Artikel 10 Maatschappelijk
10.1 Bestemmingsomschrijving
De voor 'Maatschappelijk' aangewezen gronden zijn bestemd voor:
-
a. maatschappelijk;
-
b. bijzondere woonvorm, ter plaatse van de aanduiding 'wonen';
-
c. zorghotel, ter plaatse van de aanduiding 'specifeke vorm van maatschappelijk - zorghotel';
-
d. het uitoefenen van sportactiviteiten en aan de sportactiviteit ondergeschikte en bijbehorende detailhandel, dienstverlening en horecabedrijf van categorie 3, ter plaatse van de aanduiding 'sport';
-
e. horecabedrijven categorie 2, ter plaatse van de aanduiding 'horeca van categorie 2';
met de daarbij behorende:
-
f. bouwwerken;
-
g. wegen en paden;
-
h. laad- en losplaatsen;
-
i. speelvoorzieningen;
-
j. parkeervoorzieningen;
-
k. nutsvoorzieningen;
-
l. ontsluitingswegen;
-
m. voet- en rijwielpaden;
-
n. verkeer- en verblijfsgebied;
-
o. waterlopen en waterpartijen;
-
p. groenvoorzieningen.
10.2 Bouwregels
10.2.1 Gebouwen
Voor het bouwen van gebouwen gelden de volgende regels:
-
a. hoofdgebouwen mogen uitsluitend binnen het bouwvlak worden gebouwd;
-
b. de goot- en bouwhoogte mag niet meer bedragen dan ter plaatse van de aanduiding 'maximale goot- en bouwhoogte (m)' is aangegeven;
-
c. het bouwperceel, voor zover gelegen binnen het bouwvlak, mag niet meer worden bebouwd dan ter plaatse van de aanduiding 'maximum bebouwingspercentage (%)' is aangegeven;
-
d. de bouwhoogte mag niet meer bedragen dan ter plaatse van de aanduiding 'maximale bouwhoogte (m)' is aangegeven.

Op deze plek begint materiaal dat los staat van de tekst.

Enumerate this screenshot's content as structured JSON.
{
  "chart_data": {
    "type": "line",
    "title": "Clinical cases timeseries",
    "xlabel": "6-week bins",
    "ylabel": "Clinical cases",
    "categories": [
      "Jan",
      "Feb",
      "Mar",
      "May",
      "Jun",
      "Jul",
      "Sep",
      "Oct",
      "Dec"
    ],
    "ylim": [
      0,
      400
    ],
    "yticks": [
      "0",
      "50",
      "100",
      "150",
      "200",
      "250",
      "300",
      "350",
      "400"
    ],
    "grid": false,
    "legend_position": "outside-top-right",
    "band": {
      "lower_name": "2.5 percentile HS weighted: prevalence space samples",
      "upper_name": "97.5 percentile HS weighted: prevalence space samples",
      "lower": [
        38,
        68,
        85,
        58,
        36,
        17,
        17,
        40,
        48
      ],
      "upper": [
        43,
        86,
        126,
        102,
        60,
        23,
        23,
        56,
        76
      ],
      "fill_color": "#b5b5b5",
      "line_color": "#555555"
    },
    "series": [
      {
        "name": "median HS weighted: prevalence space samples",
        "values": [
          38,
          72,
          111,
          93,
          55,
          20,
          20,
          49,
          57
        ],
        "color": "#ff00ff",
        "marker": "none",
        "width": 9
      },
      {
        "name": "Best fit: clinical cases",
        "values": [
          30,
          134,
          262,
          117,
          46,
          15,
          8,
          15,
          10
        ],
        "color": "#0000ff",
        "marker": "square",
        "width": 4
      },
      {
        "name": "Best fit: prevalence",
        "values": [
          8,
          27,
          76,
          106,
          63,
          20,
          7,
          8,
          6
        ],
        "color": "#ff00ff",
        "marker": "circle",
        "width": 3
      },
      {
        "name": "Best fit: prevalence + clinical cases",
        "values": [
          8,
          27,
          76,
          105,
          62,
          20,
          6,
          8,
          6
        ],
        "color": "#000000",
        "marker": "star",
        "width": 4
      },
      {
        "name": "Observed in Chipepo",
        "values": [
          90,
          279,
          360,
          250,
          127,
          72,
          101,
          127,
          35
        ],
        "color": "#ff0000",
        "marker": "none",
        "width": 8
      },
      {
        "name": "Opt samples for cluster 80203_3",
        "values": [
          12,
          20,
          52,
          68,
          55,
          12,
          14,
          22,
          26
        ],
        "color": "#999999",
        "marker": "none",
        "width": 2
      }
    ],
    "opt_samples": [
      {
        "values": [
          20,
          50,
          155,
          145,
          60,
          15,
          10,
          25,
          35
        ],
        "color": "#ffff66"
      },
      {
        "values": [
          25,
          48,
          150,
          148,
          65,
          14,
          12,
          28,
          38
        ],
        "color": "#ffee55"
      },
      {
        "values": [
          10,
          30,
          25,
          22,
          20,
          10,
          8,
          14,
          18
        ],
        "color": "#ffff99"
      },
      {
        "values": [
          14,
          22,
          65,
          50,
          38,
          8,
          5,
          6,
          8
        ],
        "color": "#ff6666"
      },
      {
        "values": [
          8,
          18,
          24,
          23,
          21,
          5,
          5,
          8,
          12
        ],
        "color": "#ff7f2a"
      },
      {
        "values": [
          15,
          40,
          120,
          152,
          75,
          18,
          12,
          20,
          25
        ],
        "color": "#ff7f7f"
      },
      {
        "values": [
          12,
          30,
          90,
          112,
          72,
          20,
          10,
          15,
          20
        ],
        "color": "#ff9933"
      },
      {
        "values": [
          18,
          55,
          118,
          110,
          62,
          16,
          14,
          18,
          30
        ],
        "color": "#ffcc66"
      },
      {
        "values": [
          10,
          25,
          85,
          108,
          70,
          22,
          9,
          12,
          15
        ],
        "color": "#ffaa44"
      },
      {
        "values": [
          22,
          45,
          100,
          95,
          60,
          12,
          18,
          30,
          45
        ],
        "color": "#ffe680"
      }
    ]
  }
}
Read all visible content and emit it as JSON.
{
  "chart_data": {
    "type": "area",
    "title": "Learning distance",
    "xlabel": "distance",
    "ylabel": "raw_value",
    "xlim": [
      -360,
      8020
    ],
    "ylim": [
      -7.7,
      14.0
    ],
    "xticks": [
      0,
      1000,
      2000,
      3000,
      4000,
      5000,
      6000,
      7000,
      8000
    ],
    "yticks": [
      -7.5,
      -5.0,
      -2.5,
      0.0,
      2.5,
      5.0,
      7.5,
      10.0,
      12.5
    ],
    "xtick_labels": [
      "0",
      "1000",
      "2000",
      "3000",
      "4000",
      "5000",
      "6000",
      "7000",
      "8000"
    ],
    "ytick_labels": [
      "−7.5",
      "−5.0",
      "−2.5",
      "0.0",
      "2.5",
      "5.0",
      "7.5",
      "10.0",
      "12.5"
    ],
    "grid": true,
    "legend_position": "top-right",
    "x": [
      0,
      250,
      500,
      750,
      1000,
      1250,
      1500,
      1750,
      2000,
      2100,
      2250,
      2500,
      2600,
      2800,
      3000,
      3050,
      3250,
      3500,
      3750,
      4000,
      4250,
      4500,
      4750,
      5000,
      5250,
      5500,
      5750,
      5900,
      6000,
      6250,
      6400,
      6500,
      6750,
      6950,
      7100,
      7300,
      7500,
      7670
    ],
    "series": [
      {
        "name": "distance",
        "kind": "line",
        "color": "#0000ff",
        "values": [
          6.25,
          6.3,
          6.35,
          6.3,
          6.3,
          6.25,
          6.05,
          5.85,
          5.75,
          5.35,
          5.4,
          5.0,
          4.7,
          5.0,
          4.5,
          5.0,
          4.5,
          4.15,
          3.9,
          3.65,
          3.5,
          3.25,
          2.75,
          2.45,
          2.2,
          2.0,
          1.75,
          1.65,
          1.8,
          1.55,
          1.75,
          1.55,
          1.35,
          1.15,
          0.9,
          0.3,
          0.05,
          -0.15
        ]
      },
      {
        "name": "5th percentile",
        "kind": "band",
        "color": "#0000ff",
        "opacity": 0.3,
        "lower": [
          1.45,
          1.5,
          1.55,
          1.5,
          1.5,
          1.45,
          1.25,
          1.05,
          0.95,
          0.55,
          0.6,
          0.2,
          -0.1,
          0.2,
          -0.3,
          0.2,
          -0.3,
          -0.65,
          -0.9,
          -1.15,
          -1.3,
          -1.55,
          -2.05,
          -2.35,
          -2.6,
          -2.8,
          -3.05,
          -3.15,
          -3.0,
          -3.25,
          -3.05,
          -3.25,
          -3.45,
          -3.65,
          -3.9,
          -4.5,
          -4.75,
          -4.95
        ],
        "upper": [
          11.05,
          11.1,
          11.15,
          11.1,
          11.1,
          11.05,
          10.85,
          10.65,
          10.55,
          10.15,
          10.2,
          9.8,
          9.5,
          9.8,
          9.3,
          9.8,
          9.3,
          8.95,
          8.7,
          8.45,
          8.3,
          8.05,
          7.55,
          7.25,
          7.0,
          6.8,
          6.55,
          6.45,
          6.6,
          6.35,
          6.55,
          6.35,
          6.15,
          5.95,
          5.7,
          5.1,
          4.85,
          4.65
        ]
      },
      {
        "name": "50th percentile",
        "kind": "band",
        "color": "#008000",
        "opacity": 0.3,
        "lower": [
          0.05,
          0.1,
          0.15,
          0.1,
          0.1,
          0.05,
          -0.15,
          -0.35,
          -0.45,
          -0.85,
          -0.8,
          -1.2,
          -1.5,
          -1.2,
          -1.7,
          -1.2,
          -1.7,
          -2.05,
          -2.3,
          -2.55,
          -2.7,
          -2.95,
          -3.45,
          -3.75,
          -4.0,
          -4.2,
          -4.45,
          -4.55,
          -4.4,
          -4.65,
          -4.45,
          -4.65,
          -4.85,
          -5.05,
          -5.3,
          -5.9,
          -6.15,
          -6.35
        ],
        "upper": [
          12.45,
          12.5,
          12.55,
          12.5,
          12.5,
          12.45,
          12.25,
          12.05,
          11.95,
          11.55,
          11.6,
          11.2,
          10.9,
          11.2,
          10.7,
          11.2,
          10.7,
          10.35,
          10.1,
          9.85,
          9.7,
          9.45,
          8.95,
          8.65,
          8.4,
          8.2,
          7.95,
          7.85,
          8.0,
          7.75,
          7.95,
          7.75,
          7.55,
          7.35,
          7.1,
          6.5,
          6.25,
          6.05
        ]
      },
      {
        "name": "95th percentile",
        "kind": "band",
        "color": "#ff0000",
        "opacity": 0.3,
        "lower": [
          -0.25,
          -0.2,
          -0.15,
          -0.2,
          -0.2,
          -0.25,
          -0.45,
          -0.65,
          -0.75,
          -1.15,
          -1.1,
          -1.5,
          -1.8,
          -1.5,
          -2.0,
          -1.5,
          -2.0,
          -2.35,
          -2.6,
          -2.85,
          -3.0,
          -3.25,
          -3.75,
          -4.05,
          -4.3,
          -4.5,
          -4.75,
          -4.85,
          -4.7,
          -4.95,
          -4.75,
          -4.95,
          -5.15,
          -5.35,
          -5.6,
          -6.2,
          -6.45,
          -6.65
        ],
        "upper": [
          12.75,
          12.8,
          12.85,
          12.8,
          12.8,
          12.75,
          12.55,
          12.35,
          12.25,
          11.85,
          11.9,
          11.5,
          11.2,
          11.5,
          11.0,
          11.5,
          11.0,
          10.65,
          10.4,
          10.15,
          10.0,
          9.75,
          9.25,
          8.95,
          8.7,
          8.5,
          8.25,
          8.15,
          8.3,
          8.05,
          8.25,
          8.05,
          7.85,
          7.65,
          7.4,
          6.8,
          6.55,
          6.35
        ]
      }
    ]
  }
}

10.2.2 Bouwwerken, geen gebouwen zijnde
Voor het bouwen van bouwwerken, geen gebouwen zijnde, gelden de volgende regels:
-
a. de maximale bouwhoogte van erf- en terreinafscheidingen bedraagt 2 meter, met dien verstande dat de hoogte voor erf- en terreinafscheidingen vóór de voorgevelrooilijn maximaal 1 meter mag bedragen en dat terrasafscheidingen maximaal 1,5 meter mogen bedragen;
-
b. de maximale bouwhoogte van lichtmasten bedraagt 8 meter;
-
c. de bouwhoogte van de overige bouwwerken, geen gebouwen zijnde, mag ten hoogste 3,00 meter bedragen, met dien verstande dat vóór de voorgevelrooilijn geen bouwwerken, geen gebouwen zijnde, zijn toegestaan anders dan erf- en terreinafscheidingen als bedoeld in sub a.
10.3 Nadere eisen
Het bevoegd gezag kan nadere eisen stellen aan de plaats en de afmetingen van de bebouwing:
-
a. ter voorkoming van onevenredige aantasting van de gebruiksmogelijkheden en het woon- en leefklimaat van aangrenzende gronden en bouwwerken;
-
b. ter waarborging van de stedenbouwkundige kwaliteit en beeldkwaliteit van de naaste omgeving;
-
c. ter waarborging van de verkeersveiligheid;
-
d. ter waarborging van de sociale veiligheid;
-
e. ter waarborging van de brandveiligheid en rampenbestrijding.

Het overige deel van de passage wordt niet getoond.